Equinor has posted a net income of $1.94bn for the second quarter of 2021 as against a loss of $251m a year ago.
The Norwegian energy giant, which also announced $300m share buyback programme, attributed the surge in profit to higher oil and gas prices.
Adjusted earnings surged to $4.64bn from $354m in the second quarter of 2020 while adjusted earnings after tax increased to $1.58bn from $646m in the same period last year.
During the quarter, Equinor recorded average daily production of liquids and gas of 1,997 million barrels of oil equivalent per day (boepd), a 2% drop from 2,011 million boepd in the same period a year ago.
The decrease was mainly attributed to the planned turnarounds, expected natural decline and the Hammerfest LNG plant shutdown.
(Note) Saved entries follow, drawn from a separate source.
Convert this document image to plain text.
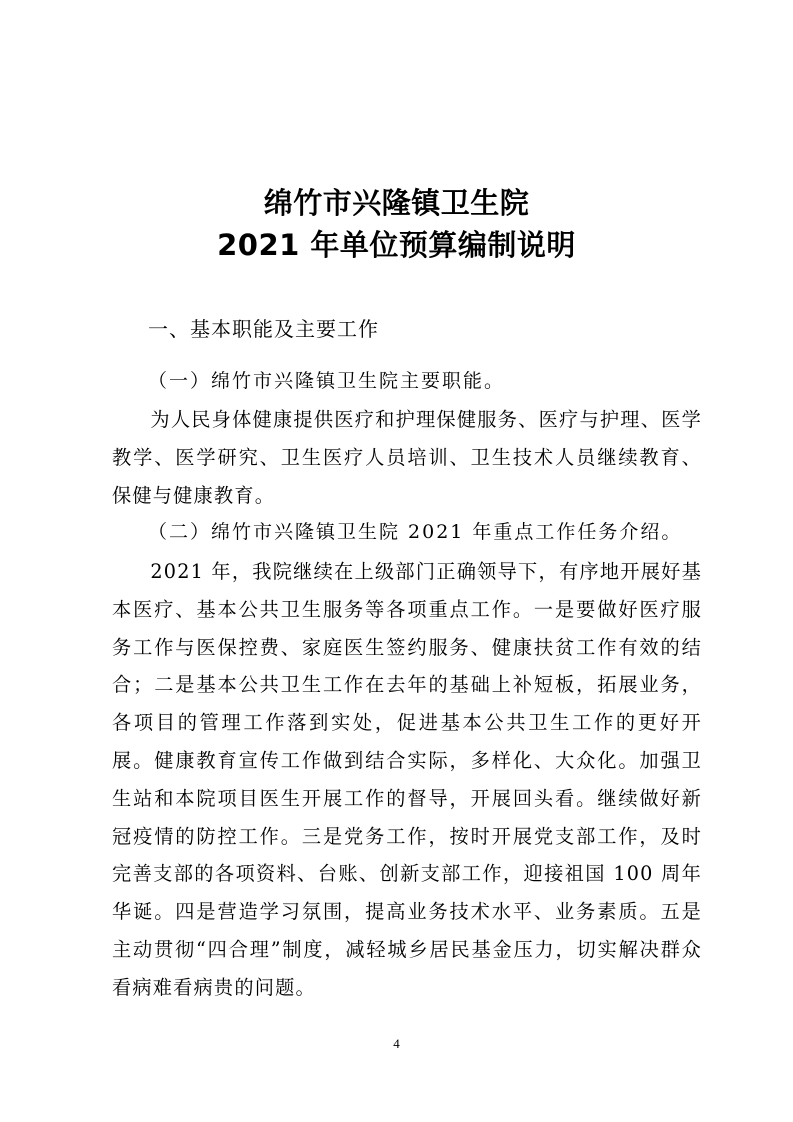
绵竹市兴隆镇卫生院
2021 年单位预算编制说明
一、基本职能及主要工作
（一）绵竹市兴隆镇卫生院主要职能。

为人民身体健康提供医疗和护理保健服务、医疗与护理、医学教学、医学研究、卫生医疗人员培训、卫生技术人员继续教育、保健与健康教育。

（二）绵竹市兴隆镇卫生院 2021 年重点工作任务介绍。

2021 年，我院继续在上级部门正确领导下，有序地开展好基本医疗、基本公共卫生服务等各项重点工作。一是要做好医疗服务工作与医保控费、家庭医生签约服务、健康扶贫工作有效的结合；二是基本公共卫生工作在去年的基础上补短板，拓展业务，各项目的管理工作落到实处，促进基本公共卫生工作的更好开展。健康教育宣传工作做到结合实际，多样化、大众化。加强卫生站和本院项目医生开展工作的督导，开展回头看。继续做好新冠疫情的防控工作。三是党务工作，按时开展党支部工作，及时完善支部的各项资料、台账、创新支部工作，迎接祖国 100 周年华诞。四是营造学习氛围，提高业务技术水平、业务素质。五是主动贯彻“四合理”制度，减轻城乡居民基金压力，切实解决群众看病难看病贵的问题。

4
This was partially offset by higher flexible gas off-take and Johan Sverdrup project production ramp-up, the company said.
Equinor, which decided to pay a dividend of $0.18 per share for the quarter, said that net operating income was affected by higher gas and liquids prices.
Equinor president and CEO Anders Opedal said: “Strict capital discipline and a net cash flow of more than $4.5bn, reduce our net debt ratio to 16.4% and make us robust for volatility in commodity prices going forward.
“Systematic and sustained improvements on the NCS enable us to capture additional value in the quarter.
“We progressed our project portfolio with the Norwegian government’s approval of the development plan for Breidablikk, start-up of Martin Linge on NCS and the final investment decision on Bacalhau Phase 1 in Brazil. Projects in execution are progressing despite the impact of Covid-19.”
Separately, Equinor and French oil company TotalEnergies have reportedly transferred their stakes in a key venture in Venezuela.
The firms have transferred the stakes to the other JV partner, Venezuela’s state-run Petroleos de Venezuela (PDVSA), Bloomberg reported citing two people with direct knowledge of the decision.
Since the 1990s, Total and Equinor held 30% and 10% stakes respectively in the Petrocedeno oil production joint venture.
In recent years, several foreign oil and gas firms have exited the country citing its declining energy industry.